ARE GROMMETS HARMFUL?
Grommets don’t cause any harm by themselves. The damage that can occur with hearing problems in children is due to the disease itself. Lack of treatment is what may be harmful in the long term.
WHAT OF THE LONG TERM?
A child’s blocked eustachian tubes will eventually open up. Sometimes it takes months and sometimes years. We believe it is important to keep an avenue of ventilation open by means of repeated grommets if necessary, until the natural avenue, the eustachian tube, is functioning again. The majority of children require no further surgery once the grommet comes out. A minority need to have grommets put in two or even three times. In a very, very small percentage of cases we seem to lose the battle and a small residual hearing loss will result from the blocked eustachian tube condition. In the vast majority of children, even if we have to treat them on and off for several years and put in grommets on multiple occasions, we end up with normal hearing and there is no further trouble. The long term outlook for the properly treated child is therefore excellent.
WHEN SHOULD I TAKE MY CHILD TO THE DOCTOR?
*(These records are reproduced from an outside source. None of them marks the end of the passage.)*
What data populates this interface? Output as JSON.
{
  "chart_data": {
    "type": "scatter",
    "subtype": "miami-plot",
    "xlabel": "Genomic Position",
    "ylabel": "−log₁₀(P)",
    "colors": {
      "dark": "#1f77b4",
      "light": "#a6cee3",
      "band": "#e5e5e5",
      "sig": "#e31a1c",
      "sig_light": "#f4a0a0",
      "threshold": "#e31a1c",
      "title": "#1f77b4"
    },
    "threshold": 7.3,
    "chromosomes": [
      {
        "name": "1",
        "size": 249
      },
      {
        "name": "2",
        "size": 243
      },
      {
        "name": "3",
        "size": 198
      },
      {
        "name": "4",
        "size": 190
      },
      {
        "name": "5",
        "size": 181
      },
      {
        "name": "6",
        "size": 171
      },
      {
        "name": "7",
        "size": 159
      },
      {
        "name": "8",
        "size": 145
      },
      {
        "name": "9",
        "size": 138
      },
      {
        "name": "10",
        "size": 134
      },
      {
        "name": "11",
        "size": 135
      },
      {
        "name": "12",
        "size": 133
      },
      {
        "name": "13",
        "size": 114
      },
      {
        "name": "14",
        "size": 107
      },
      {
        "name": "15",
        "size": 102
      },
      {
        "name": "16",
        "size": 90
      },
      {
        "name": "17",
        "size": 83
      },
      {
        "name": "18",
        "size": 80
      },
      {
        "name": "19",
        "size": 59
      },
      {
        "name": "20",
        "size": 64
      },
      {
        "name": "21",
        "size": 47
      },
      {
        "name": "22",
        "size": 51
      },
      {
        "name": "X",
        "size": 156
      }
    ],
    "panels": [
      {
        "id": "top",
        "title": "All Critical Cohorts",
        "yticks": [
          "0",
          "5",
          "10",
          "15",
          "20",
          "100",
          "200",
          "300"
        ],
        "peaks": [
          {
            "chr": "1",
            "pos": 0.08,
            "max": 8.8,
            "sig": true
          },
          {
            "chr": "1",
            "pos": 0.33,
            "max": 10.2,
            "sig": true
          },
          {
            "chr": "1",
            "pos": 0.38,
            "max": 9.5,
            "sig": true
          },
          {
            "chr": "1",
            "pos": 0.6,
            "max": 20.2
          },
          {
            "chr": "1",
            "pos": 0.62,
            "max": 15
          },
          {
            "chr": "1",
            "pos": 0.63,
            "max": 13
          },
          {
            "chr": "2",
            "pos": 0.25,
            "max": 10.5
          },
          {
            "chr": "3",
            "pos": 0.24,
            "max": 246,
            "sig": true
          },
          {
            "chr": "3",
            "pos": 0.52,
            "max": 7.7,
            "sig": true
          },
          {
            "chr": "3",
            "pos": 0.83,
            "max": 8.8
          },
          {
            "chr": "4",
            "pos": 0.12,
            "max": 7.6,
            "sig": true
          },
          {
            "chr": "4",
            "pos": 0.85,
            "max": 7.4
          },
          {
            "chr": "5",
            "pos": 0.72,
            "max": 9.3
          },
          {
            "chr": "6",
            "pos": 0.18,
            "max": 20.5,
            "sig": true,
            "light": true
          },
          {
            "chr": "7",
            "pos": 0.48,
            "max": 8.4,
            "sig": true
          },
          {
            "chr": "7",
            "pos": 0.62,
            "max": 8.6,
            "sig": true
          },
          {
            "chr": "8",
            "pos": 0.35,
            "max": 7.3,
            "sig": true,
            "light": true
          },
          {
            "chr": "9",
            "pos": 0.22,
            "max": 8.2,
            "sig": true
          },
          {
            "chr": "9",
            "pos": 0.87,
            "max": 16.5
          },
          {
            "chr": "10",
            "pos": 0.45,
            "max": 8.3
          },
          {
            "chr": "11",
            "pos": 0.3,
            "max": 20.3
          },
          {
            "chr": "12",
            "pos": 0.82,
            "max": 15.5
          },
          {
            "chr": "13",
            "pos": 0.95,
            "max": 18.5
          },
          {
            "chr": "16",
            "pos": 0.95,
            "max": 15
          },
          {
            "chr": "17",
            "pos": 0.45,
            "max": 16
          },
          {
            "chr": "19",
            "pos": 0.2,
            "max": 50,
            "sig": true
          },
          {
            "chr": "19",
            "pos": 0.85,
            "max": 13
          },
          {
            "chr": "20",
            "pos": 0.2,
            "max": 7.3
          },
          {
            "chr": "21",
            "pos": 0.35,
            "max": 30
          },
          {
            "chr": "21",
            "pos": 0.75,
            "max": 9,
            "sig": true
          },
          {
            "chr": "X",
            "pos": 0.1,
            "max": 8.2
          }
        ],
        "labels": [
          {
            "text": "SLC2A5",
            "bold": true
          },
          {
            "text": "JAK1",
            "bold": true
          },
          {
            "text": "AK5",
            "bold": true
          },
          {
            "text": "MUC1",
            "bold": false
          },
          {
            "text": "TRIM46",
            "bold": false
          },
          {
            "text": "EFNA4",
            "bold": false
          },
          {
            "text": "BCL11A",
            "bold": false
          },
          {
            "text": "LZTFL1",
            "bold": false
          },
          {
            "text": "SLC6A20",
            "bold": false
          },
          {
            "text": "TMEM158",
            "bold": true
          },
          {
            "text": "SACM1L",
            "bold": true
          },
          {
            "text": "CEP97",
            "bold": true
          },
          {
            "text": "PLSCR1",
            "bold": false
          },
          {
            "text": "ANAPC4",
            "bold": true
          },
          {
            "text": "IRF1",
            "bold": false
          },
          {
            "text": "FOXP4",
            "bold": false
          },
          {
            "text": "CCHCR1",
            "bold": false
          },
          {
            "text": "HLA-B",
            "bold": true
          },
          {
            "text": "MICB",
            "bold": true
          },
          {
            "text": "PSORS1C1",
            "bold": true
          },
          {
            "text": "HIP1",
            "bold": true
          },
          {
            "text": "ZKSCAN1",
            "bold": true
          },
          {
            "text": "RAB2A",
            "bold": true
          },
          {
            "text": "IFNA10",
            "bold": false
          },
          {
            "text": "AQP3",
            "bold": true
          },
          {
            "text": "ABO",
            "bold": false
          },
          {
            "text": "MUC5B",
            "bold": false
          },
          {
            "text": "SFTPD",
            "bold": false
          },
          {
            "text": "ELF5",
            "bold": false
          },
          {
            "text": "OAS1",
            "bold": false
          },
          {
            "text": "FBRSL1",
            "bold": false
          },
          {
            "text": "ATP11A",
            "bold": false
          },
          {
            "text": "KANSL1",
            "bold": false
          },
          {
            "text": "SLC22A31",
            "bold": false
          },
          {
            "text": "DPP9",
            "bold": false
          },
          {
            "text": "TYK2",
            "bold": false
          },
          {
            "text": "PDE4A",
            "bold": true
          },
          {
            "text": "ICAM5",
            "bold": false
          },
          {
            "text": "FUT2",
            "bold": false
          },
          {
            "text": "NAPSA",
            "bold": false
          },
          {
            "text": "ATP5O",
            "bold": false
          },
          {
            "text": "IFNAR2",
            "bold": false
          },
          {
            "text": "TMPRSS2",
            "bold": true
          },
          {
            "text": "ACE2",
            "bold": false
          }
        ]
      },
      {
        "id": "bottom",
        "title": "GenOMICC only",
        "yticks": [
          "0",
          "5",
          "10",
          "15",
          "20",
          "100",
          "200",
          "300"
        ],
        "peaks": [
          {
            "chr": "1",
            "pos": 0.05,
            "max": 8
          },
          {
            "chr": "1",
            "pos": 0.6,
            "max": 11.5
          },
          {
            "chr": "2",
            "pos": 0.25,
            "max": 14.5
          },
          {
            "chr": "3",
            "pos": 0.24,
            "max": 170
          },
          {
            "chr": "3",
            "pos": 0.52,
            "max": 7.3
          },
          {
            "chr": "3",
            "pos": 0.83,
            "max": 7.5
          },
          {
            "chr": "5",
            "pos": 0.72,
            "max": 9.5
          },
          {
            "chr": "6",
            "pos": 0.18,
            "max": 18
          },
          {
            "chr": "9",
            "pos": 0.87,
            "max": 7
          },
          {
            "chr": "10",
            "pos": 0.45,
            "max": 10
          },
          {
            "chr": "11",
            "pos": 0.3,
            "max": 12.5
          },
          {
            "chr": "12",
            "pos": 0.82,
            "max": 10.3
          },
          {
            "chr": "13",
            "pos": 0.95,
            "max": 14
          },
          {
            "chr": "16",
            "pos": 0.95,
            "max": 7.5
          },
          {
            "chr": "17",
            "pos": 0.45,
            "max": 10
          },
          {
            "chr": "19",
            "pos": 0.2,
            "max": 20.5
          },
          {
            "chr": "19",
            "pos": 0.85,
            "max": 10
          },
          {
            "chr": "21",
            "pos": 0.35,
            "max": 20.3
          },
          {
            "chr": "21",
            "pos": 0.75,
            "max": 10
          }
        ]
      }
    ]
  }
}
With the first visit recommended at 2 weeks after surgery, and then a follow up visit at 2 or 3 month intervals until the doctor is satisfied that the ears have returned to normal.
DISCHARGE FROM THE EAR:
Some children get discharge from the ears after the operation. Usually this settles after a short time, but occasionally can be troublesome. The discharge is not dangerous and does not indicate harm. If drainage persists, the doctor may need to clean the ears by suction or prescribe medication to hasten recovery.
Medical attention is required if your child is getting earache or is suffering from deafness again – consult your doctor as soon as possible.
THE DO’S AND THE DON’TS FOR A CHILD WITH GROMMETS
It is best to minimize exposure to water as far as possible. Generally water possesses limited harm although it can cause slight infection at times. With the hole in the grommet being sufficiently small as not to let any water through, swimming under controlled conditions are permitted. If the child does swim it is advised that at all times the head remains dry, so no diving or swimming underwater is advisable.
At bath time, care must be taken that no water, soap or shampoo enters the ear as these may contain chemicals that can cause irritation to the middle ear. If your child will be exposed to a watery environment some form of ear plug is advisable. Prestik or cotton wool soaked in Vaseline works well, but take note that plain cotton wool is not effective. Apart from the above mentioned your child will be free to enjoy all normal activities.